La violenza domestica e la violenza contro le donne rappresentano una delle principali sfide per i paesi del Consiglio d’Europa e per la Corte europea dei diritti dell’uomo. Una sfida, peraltro, di non facile soluzione: le donne vittima di violenza si trovano spesso in una situazione di soggezione all’interno del nucleo familiare e, senza adeguato supporto, decidono, per questo, di non denunciare gli autori di abusi e violenze. Conseguenza diretta di questo silenzio è la mancanza di statistiche realmente affidabili e che ci diano una concreta dimensione del fenomeno; in ogni caso, alcuni studi[1], compiuti sia a livello nazionale che internazionale, dimostrano come il fenomeno sia estremamente radicato nella società, diventando quasi un problema strutturale[2].

A livello internazionale sono svariati i documenti, le raccomandazioni e le convenzioni con cui si è cercato di contrastare il fenomeno[3], prima di tutto tentando di definire la questione[4] e cercando di ampliare il più possibile il novero di casi in cui le donne possono essere sottoposte a violenza, siano esse fisiche, verbali, psicologiche e finanche economiche[5]. Ciò dimostra come la comunità internazionale sia particolarmente sensibile alla questione: sugli Stati grava infatti l’obbligo di “esercitare la debita diligenza nel prevenire, indagare, punire i responsabili e risarcire le vittime[6].
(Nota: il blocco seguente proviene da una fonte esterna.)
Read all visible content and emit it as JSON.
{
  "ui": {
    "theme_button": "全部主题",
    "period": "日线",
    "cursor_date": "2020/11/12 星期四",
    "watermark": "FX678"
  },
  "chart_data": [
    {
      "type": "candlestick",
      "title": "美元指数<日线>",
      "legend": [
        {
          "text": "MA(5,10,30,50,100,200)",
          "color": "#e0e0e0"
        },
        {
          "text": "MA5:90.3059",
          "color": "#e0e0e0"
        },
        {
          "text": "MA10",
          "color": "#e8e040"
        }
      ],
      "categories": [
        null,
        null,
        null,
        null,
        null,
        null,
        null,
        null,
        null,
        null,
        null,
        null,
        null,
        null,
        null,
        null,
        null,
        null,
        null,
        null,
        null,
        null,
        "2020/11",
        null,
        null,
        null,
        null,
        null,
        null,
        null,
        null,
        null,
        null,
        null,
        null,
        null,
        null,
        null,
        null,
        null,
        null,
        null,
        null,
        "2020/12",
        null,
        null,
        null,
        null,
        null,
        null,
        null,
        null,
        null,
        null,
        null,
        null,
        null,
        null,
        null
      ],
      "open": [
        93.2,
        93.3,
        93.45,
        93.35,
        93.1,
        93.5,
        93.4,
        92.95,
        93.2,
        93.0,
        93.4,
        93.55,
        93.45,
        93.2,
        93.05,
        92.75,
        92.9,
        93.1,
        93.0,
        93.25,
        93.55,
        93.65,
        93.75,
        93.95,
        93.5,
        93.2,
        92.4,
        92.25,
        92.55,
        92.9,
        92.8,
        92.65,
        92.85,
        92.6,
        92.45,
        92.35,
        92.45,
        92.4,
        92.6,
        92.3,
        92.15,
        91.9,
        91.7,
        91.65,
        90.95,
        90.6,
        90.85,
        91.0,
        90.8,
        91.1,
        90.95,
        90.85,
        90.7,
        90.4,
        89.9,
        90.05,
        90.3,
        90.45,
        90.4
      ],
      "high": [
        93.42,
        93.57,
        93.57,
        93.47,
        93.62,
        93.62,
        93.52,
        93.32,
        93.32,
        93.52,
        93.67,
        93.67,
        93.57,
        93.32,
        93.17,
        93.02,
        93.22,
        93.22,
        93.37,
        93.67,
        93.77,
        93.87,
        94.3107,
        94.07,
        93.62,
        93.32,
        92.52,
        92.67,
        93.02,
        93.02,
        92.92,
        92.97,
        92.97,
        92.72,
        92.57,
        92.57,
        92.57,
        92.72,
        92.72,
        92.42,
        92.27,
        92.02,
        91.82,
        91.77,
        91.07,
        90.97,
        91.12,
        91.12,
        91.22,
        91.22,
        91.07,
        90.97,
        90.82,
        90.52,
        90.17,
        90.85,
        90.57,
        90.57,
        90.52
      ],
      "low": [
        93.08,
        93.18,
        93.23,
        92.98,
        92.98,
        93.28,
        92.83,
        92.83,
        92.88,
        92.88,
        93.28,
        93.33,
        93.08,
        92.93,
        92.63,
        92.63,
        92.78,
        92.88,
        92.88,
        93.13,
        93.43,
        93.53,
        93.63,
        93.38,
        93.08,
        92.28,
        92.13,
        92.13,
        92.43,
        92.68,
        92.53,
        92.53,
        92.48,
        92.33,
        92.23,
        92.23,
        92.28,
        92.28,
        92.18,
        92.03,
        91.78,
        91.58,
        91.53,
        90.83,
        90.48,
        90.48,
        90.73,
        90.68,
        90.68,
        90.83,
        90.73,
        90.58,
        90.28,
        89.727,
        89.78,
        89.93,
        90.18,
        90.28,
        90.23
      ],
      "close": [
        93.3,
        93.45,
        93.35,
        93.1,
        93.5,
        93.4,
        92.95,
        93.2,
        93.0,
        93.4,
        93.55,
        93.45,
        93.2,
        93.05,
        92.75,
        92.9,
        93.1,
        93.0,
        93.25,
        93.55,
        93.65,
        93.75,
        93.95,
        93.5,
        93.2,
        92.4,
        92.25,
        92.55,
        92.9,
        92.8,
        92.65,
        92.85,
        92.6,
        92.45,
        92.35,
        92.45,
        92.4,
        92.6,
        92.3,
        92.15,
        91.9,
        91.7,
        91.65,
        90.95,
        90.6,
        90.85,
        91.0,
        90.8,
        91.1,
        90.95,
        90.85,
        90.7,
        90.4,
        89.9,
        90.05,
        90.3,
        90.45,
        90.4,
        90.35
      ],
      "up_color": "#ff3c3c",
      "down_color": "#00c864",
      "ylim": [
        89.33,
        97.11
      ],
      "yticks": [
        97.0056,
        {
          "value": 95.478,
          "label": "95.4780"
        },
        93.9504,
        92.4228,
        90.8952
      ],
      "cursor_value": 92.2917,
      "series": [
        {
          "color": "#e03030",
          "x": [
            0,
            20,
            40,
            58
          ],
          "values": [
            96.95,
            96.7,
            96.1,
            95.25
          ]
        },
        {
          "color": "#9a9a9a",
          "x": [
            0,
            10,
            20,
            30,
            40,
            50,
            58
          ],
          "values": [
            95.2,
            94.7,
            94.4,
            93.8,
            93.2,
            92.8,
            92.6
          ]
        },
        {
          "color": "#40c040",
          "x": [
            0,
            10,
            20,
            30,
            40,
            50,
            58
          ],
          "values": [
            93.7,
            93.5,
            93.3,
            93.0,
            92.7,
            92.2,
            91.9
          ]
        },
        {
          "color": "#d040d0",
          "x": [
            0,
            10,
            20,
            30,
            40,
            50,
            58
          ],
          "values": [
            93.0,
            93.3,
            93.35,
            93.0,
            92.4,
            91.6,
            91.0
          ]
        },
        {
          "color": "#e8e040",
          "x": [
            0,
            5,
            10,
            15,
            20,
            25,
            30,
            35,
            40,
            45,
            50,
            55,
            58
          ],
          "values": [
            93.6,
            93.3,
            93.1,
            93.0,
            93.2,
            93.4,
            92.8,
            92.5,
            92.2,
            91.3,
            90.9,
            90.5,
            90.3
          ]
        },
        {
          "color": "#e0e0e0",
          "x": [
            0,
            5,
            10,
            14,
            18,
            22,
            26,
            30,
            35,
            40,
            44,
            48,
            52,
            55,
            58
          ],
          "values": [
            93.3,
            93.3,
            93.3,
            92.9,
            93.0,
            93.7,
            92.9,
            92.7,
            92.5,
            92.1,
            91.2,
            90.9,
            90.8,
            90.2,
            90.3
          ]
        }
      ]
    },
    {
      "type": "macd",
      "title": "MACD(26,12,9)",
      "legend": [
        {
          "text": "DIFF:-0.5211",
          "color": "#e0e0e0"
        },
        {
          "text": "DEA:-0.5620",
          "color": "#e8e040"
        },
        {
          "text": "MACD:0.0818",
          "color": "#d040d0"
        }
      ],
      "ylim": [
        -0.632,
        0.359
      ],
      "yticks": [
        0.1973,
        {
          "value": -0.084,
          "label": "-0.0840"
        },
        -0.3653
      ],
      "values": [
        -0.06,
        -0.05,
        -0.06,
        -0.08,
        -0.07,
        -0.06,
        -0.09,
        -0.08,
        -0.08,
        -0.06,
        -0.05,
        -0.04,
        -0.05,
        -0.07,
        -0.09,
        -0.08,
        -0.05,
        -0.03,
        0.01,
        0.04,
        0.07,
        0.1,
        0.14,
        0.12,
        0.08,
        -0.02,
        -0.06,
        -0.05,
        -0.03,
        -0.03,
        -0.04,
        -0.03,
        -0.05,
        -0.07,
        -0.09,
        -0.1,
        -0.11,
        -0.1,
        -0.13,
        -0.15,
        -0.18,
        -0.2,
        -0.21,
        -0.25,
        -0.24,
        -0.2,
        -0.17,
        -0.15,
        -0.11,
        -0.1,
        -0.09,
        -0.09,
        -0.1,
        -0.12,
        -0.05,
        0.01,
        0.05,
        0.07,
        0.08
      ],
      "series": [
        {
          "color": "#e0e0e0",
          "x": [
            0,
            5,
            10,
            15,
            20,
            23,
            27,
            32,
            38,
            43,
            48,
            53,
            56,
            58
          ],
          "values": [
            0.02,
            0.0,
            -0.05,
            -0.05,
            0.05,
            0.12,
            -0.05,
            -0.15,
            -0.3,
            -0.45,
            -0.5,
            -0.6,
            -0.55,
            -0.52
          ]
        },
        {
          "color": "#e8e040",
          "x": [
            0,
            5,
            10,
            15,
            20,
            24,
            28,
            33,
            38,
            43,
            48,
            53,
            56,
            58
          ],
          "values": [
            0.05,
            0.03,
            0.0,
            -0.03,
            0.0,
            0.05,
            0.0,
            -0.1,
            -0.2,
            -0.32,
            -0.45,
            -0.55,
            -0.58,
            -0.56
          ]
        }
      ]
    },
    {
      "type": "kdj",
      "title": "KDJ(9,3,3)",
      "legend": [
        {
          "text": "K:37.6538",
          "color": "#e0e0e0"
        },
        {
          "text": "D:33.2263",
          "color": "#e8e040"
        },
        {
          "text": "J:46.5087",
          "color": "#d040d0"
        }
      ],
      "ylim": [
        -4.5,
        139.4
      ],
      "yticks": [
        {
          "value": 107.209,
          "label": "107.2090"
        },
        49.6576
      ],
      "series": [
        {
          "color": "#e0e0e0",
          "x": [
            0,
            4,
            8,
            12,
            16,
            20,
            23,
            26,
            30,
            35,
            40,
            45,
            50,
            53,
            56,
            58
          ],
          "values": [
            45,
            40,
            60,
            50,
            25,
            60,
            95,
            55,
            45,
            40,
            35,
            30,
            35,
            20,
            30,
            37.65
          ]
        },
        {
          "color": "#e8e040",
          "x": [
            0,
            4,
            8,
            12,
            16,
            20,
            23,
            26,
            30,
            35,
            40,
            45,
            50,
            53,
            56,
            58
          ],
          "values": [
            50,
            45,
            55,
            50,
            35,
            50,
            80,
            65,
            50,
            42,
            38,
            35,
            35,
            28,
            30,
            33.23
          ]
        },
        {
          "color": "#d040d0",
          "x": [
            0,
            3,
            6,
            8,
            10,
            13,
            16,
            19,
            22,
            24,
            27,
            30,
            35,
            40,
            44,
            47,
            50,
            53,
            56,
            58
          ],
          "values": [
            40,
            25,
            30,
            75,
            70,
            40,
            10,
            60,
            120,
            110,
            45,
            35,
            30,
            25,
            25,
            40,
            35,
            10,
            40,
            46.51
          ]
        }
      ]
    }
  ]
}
Senza negare il valore di queste fonti di diritto internazionale, non vi è dubbio che una adeguata protezione per le donne vittime di violenza possa essere garantita solo mediante una più forte tutela di natura giurisdizionale[7]. In questo senso, la giurisprudenza della Corte europea dei diritti dell’uomo si è dimostrata altrettanto attenta al tema, dimostrando come sia necessario ampliare il più possibile la tutela per le donne vittime di violenza domestica qualora queste non siano adeguatamente protette dalle autorità nazionali.

Autentico leading case in materia è Opuz c. Turchia[8], in cui la Corte si è dovuta pronunciare su un ricorso presentato da una donna che ha subito, in svariate occasioni, violenze e abusi da parte del compagno e del patrigno. Pur avendo presentato più volte denunce ed esposti, la ricorrente è stata quasi sempre ignorata dalle autorità locali, che consideravano la questione un semplice “affare di famiglia”; questa indifferenza delle autorità ha poi portato ad una escalation di violenze e minacce sempre più gravi, culminate nell’uccisione della madre. La ricorrente lamenta, in questo senso, violazione degli artt. 2 e 3 CEDU in quanto le autorità si sono dimostrate incapaci di proteggere la vita e l’incolumità fisica della ricorrente e dei membri della sua famiglia.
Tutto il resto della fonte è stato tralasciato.